Data Exploration

Discover what data exists for a concept or domain. Answer "What data do we have about X?"

Fast Table Validation

When you have multiple candidate tables, quickly validate before committing to complex queries.

Strategy: Progressive Complexity

Start with the simplest possible query, then add complexity only after each step succeeds:

Step 1: Does the data exist?     → Simple LIMIT query, no JOINs
Step 2: How much data?           → COUNT(*) with same filters
Step 3: What are the key IDs?    → SELECT DISTINCT foreign_keys LIMIT 100
Step 4: Get related details      → JOIN on the specific IDs from step 3

Never jump from step 1 to complex aggregations. If step 1 returns 50 rows, use those IDs directly:

-- After finding deployment_ids in step 1:
SELECT o.org_name, d.deployment_name
FROM DEPLOYMENTS d
JOIN ORGANIZATIONS o ON d.org_id = o.org_id
WHERE d.deployment_id IN ('id1', 'id2', 'id3')  -- IDs from step 1

When a Metadata Table Returns 0 Results

If a smaller metadata/config table (like *_LOG, *_CONFIG) returns 0 results, check the execution/fact table before concluding data doesn't exist.

Metadata tables may have gaps or lag. The actual execution data (in tables with millions/billions of rows) is often more complete.

Use Row Counts as a Signal

When list_tables returns row counts:

Millions+ rows → likely execution/fact data (actual events, transactions, runs)
Thousands of rows → likely metadata/config (what's configured, not what happened)

For questions like "who is using X" or "how many times did Y happen", prioritize high-row-count tables first - they contain actual activity data.
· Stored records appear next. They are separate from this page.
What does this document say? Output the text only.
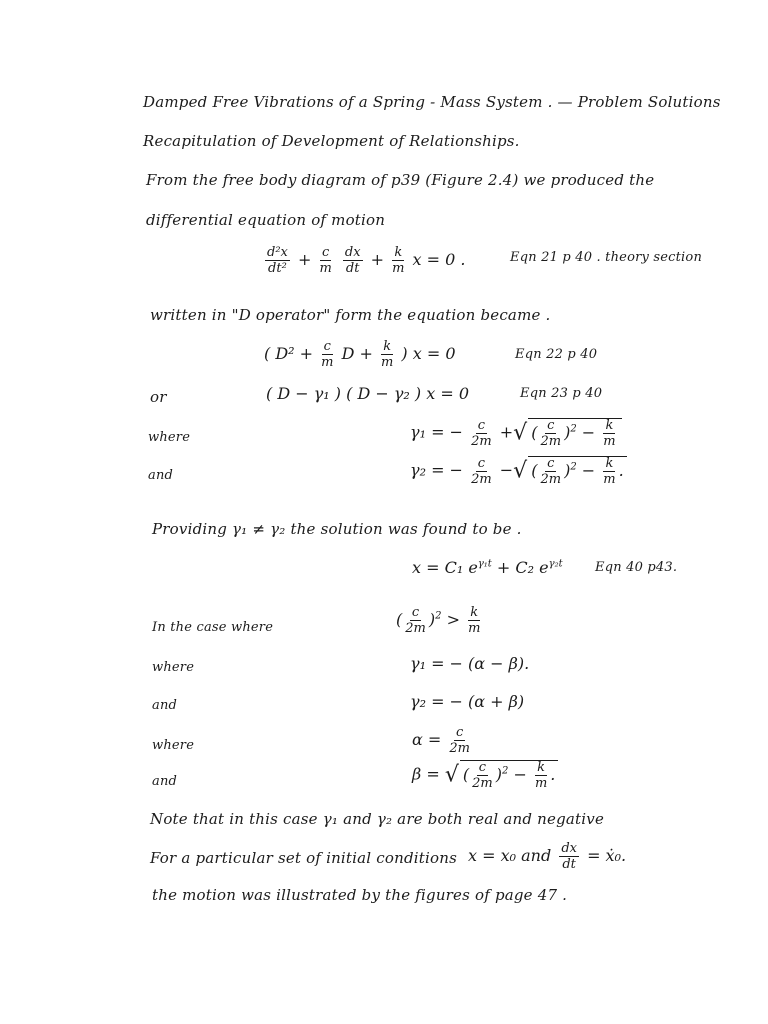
Damped Free Vibrations of a Spring - Mass System . — Problem Solutions
Recapitulation of Development of Relationships.
From the free body diagram of p39 (Figure 2.4) we produced the
differential equation of motion
$\frac{\text{d²x}}{\text{dt²}} + \frac{c}{m}$
$\frac{dx}{dt} + \frac{k}{m}$ x = 0 .	Eqn 21 p 40 . theory section
written in "D operator" form the equation became .
( $D^2 + \frac{c}{m}$ $D + \frac{k}{m}$ ) x = 0	Eqn 22 p 40
or	( D − γ₁ ) ( D − γ₂ ) x = 0	Eqn 23 p 40
where	γ₁ = − $\frac{c}{2m}$ +√ ( $\frac{c}{2m} )^2 - \frac{k}{m}$
and	γ₂ = − $\frac{c}{2m}$ −√ ( $\frac{c}{2m} )^2 - \frac{k}{m}$ .
Providing γ₁ ≠ γ₂ the solution was found to be .
x = C₁ $e^{\gamma_1t} + C_2$ $e^{\gamma_2t}$ Eqn 40 p43.
In the case where	( $\frac{c}{2m} )^2 > \frac{k}{m}$
where	γ₁ = − (α − β).
and	γ₂ = − (α + β)
where	$\alpha = \frac{c}{2m}$
and	β = √ ( $\frac{c}{2m} )^2 - \frac{k}{m}$ .
Note that in this case γ₁ and γ₂ are both real and negative
For a particular set of initial conditions x = x₀ and $\frac{dx}{dt}$ = ẋ₀.
the motion was illustrated by the figures of page 47 .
⚠️ CRITICAL: Tables with 1B+ rows require special handling

If you see a table with billions of rows (like 6B), you MUST:

Use simple queries only: SELECT col1, col2 FROM table WHERE filter LIMIT 100
NO JOINs, NO GROUP BY, NO aggregations on the first query
Only add complexity after the simple query succeeds

If your query times out, simplify it - don't give up. Remove JOINs, remove GROUP BY, add LIMIT.
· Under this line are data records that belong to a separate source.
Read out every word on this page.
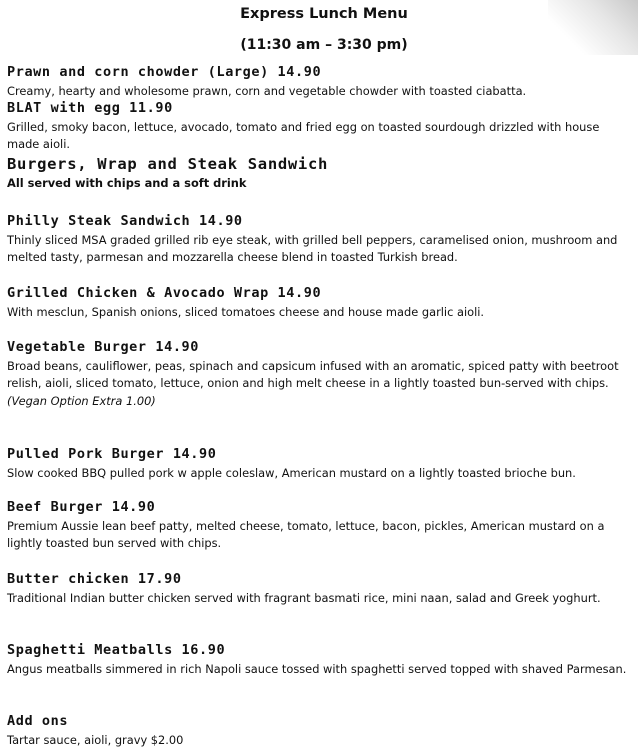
Express Lunch Menu
(11:30 am – 3:30 pm)
Prawn and corn chowder (Large) 14.90
Creamy, hearty and wholesome prawn, corn and vegetable chowder with toasted ciabatta.
BLAT with egg 11.90
Grilled, smoky bacon, lettuce, avocado, tomato and fried egg on toasted sourdough drizzled with house made aioli.
Burgers, Wrap and Steak Sandwich
All served with chips and a soft drink
Philly Steak Sandwich 14.90
Thinly sliced MSA graded grilled rib eye steak, with grilled bell peppers, caramelised onion, mushroom and melted tasty, parmesan and mozzarella cheese blend in toasted Turkish bread.
Grilled Chicken & Avocado Wrap 14.90
With mesclun, Spanish onions, sliced tomatoes cheese and house made garlic aioli.
Vegetable Burger 14.90
Broad beans, cauliflower, peas, spinach and capsicum infused with an aromatic, spiced patty with beetroot relish, aioli, sliced tomato, lettuce, onion and high melt cheese in a lightly toasted bun-served with chips.
(Vegan Option Extra 1.00)
Pulled Pork Burger 14.90
Slow cooked BBQ pulled pork w apple coleslaw, American mustard on a lightly toasted brioche bun.
Beef Burger 14.90
Premium Aussie lean beef patty, melted cheese, tomato, lettuce, bacon, pickles, American mustard on a lightly toasted bun served with chips.
Butter chicken 17.90
Traditional Indian butter chicken served with fragrant basmati rice, mini naan, salad and Greek yoghurt.
Spaghetti Meatballs 16.90
Angus meatballs simmered in rich Napoli sauce tossed with spaghetti served topped with shaved Parmesan.
Add ons
Tartar sauce, aioli, gravy $2.00
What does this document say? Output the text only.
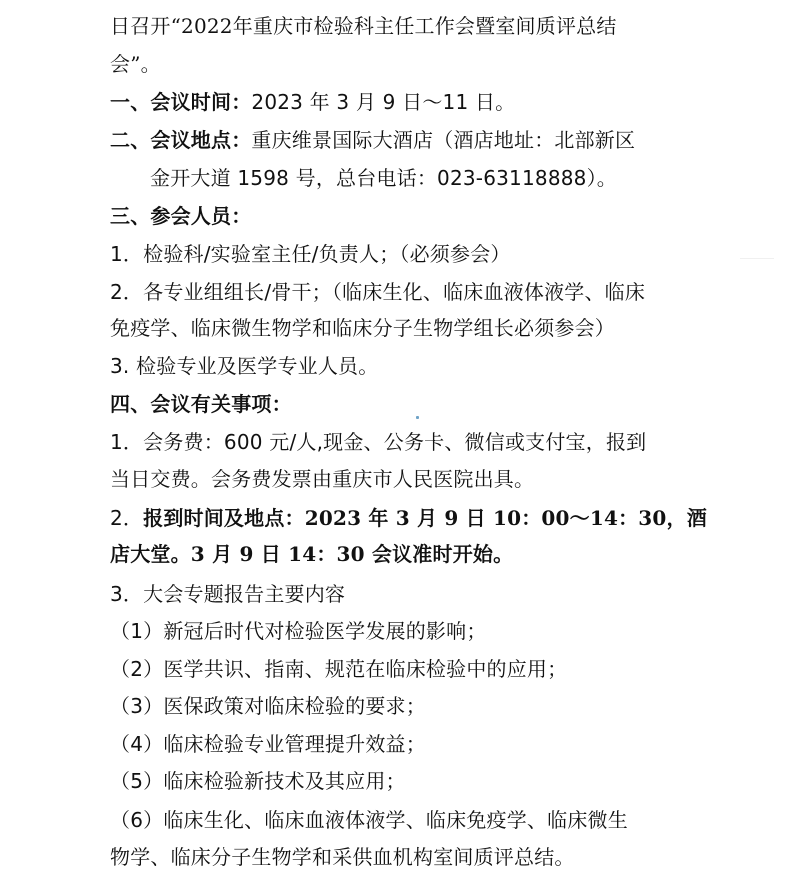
日召开“2022年重庆市检验科主任工作会暨室间质评总结
会”。
一、会议时间：2023 年 3 月 9 日～11 日。
二、会议地点：重庆维景国际大酒店（酒店地址：北部新区
金开大道 1598 号，总台电话：023-63118888）。
三、参会人员：
1．检验科/实验室主任/负责人；（必须参会）
2．各专业组组长/骨干；（临床生化、临床血液体液学、临床
免疫学、临床微生物学和临床分子生物学组长必须参会）
3. 检验专业及医学专业人员。
四、会议有关事项：
1．会务费：600 元/人,现金、公务卡、微信或支付宝，报到
当日交费。会务费发票由重庆市人民医院出具。
2．报到时间及地点：2023 年 3 月 9 日 10：00～14：30，酒
店大堂。3 月 9 日 14：30 会议准时开始。
3．大会专题报告主要内容
（1）新冠后时代对检验医学发展的影响；
（2）医学共识、指南、规范在临床检验中的应用；
（3）医保政策对临床检验的要求；
（4）临床检验专业管理提升效益；
（5）临床检验新技术及其应用；
（6）临床生化、临床血液体液学、临床免疫学、临床微生
物学、临床分子生物学和采供血机构室间质评总结。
Example: Finding Feature Usage

If looking for "customers using feature X" and you see:

FEATURE_CONFIG (50K rows) - likely config/metadata
USER_EVENTS (500M rows) - likely execution data

Try the larger table first with a quick validation:

SELECT COUNT(*) FROM USER_EVENTS WHERE feature ILIKE '%X%' AND event_ts >= DATEADD(day, -30, CURRENT_DATE)

If count > 0, proceed. If 0, try the config table.
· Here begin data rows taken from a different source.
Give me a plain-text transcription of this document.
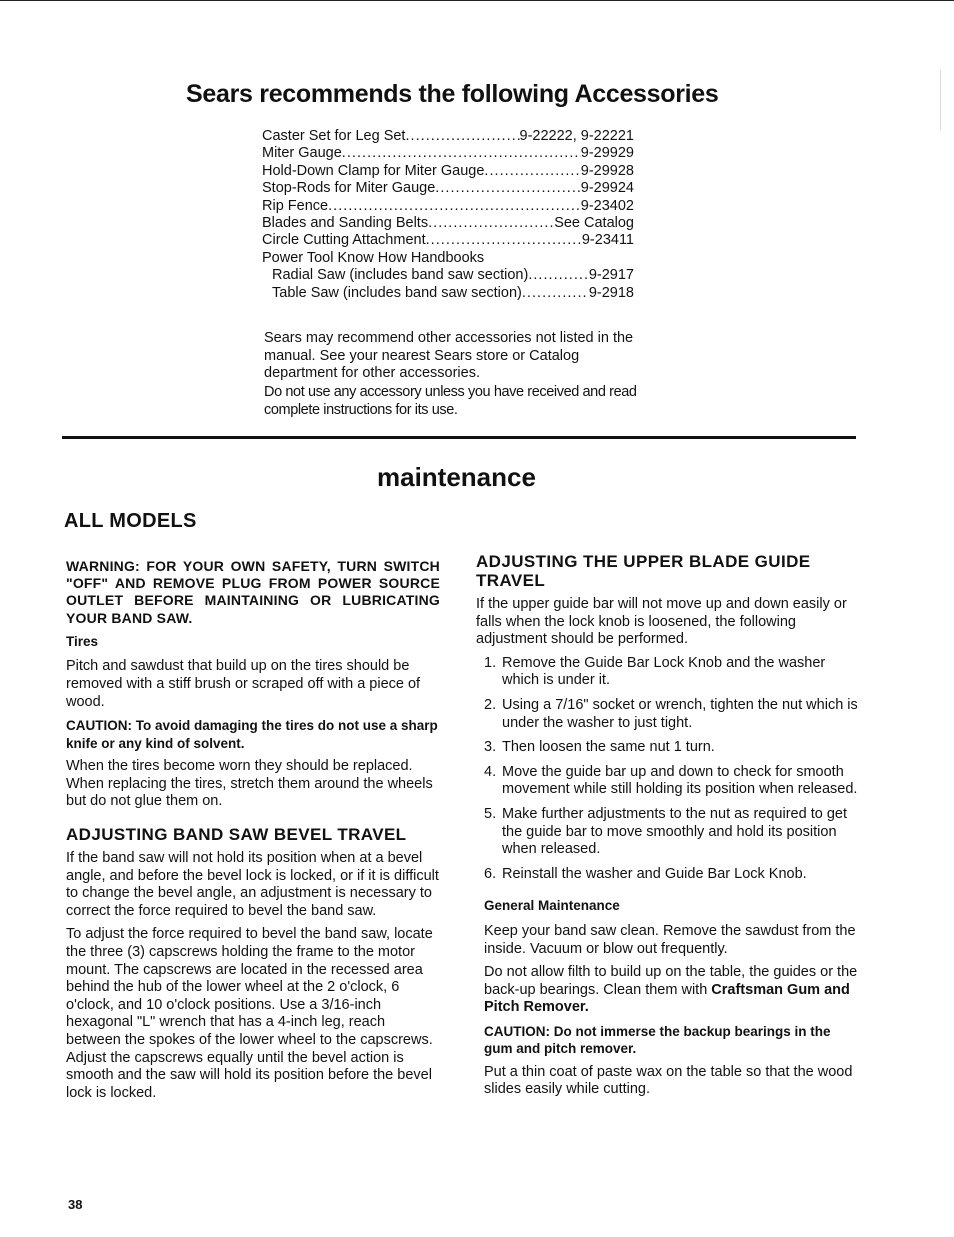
Sears recommends the following Accessories
Caster Set for Leg Set . . .	9-22222, 9-22221
Miter Gauge . . .	9-29929
Hold-Down Clamp for Miter Gauge . . .	9-29928
Stop-Rods for Miter Gauge . . .	9-29924
Rip Fence . . .	9-23402
Blades and Sanding Belts . . .	See Catalog
Circle Cutting Attachment . . .	9-23411
Power Tool Know How Handbooks
Radial Saw (includes band saw section) . . .	9-2917
Table Saw (includes band saw section) . . .	9-2918

Sears may recommend other accessories not listed in the manual. See your nearest Sears store or Catalog department for other accessories.

Do not use any accessory unless you have received and read complete instructions for its use.

maintenance
ALL MODELS

WARNING: FOR YOUR OWN SAFETY, TURN SWITCH "OFF" AND REMOVE PLUG FROM POWER SOURCE OUTLET BEFORE MAINTAINING OR LUBRICATING YOUR BAND SAW.

Tires

Pitch and sawdust that build up on the tires should be removed with a stiff brush or scraped off with a piece of wood.

CAUTION: To avoid damaging the tires do not use a sharp knife or any kind of solvent.

When the tires become worn they should be replaced. When replacing the tires, stretch them around the wheels but do not glue them on.

ADJUSTING BAND SAW BEVEL TRAVEL

If the band saw will not hold its position when at a bevel angle, and before the bevel lock is locked, or if it is difficult to change the bevel angle, an adjustment is necessary to correct the force required to bevel the band saw.

To adjust the force required to bevel the band saw, locate the three (3) capscrews holding the frame to the motor mount. The capscrews are located in the recessed area behind the hub of the lower wheel at the 2 o'clock, 6 o'clock, and 10 o'clock positions. Use a 3/16-inch hexagonal "L" wrench that has a 4-inch leg, reach between the spokes of the lower wheel to the capscrews. Adjust the capscrews equally until the bevel action is smooth and the saw will hold its position before the bevel lock is locked.

ADJUSTING THE UPPER BLADE GUIDE TRAVEL

If the upper guide bar will not move up and down easily or falls when the lock knob is loosened, the following adjustment should be performed.

1. Remove the Guide Bar Lock Knob and the washer which is under it.
2. Using a 7/16" socket or wrench, tighten the nut which is under the washer to just tight.
3. Then loosen the same nut 1 turn.
4. Move the guide bar up and down to check for smooth movement while still holding its position when released.
5. Make further adjustments to the nut as required to get the guide bar to move smoothly and hold its position when released.
6. Reinstall the washer and Guide Bar Lock Knob.

General Maintenance

Keep your band saw clean. Remove the sawdust from the inside. Vacuum or blow out frequently.

Do not allow filth to build up on the table, the guides or the back-up bearings. Clean them with Craftsman Gum and Pitch Remover.

CAUTION: Do not immerse the backup bearings in the gum and pitch remover.

Put a thin coat of paste wax on the table so that the wood slides easily while cutting.

38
Querying Large Tables (100M+ rows)

Pattern: Find examples first, aggregate later

For billion-row tables, even ILIKE with date filters can timeout. Use LIMIT on a simple query (no JOINs, no GROUP BY):

-- Step 1: Find examples (fast - stops after finding matches)
-- NO JOINS, NO GROUP BY - just find rows
SELECT col_a, col_b, foreign_key_id
FROM huge_table
WHERE col_a ILIKE '%term%'
  AND ts >= DATEADD(day, -30, CURRENT_DATE)
LIMIT 100

-- Step 2: Use foreign keys from step 1 to get details
SELECT o.name, o.details
FROM other_table o
WHERE o.id IN ('id1', 'id2', 'id3')  -- IDs from step 1

CRITICAL: LIMIT only helps without GROUP BY

-- ❌ STILL SLOW: LIMIT with GROUP BY - must scan ALL rows first to compute groups
SELECT col, COUNT(*) FROM huge_table WHERE x ILIKE '%term%' GROUP BY col LIMIT 100

-- ✅ FAST: LIMIT without GROUP BY - stops after finding 100 rows
SELECT col, id FROM huge_table WHERE x ILIKE '%term%' LIMIT 100

Anti-patterns for large tables:

❌ JOINs + GROUP BY + LIMIT (LIMIT doesn't help)
❌ UPPER(col) LIKE '%TERM%' (use ILIKE instead)
❌ Wide date ranges without LIMIT

Exploration Process

Step 1: Search for Relevant Tables

Search across all schemas for tables matching the concept:

SELECT
    TABLE_CATALOG as database,
    TABLE_SCHEMA as schema,
    TABLE_NAME as table_name,
    ROW_COUNT,
    COMMENT as description
FROM <database>.INFORMATION_SCHEMA.TABLES
WHERE LOWER(TABLE_NAME) LIKE '%<concept>%'
   OR LOWER(COMMENT) LIKE '%<concept>%'
ORDER BY TABLE_SCHEMA, TABLE_NAME
LIMIT 30

Also check for related terms:

Synonyms (e.g., "revenue" for "ARR", "client" for "customer")
Abbreviations (e.g., "arr" for "annual recurring revenue")
Related concepts (e.g., "orders" often relates to "customers")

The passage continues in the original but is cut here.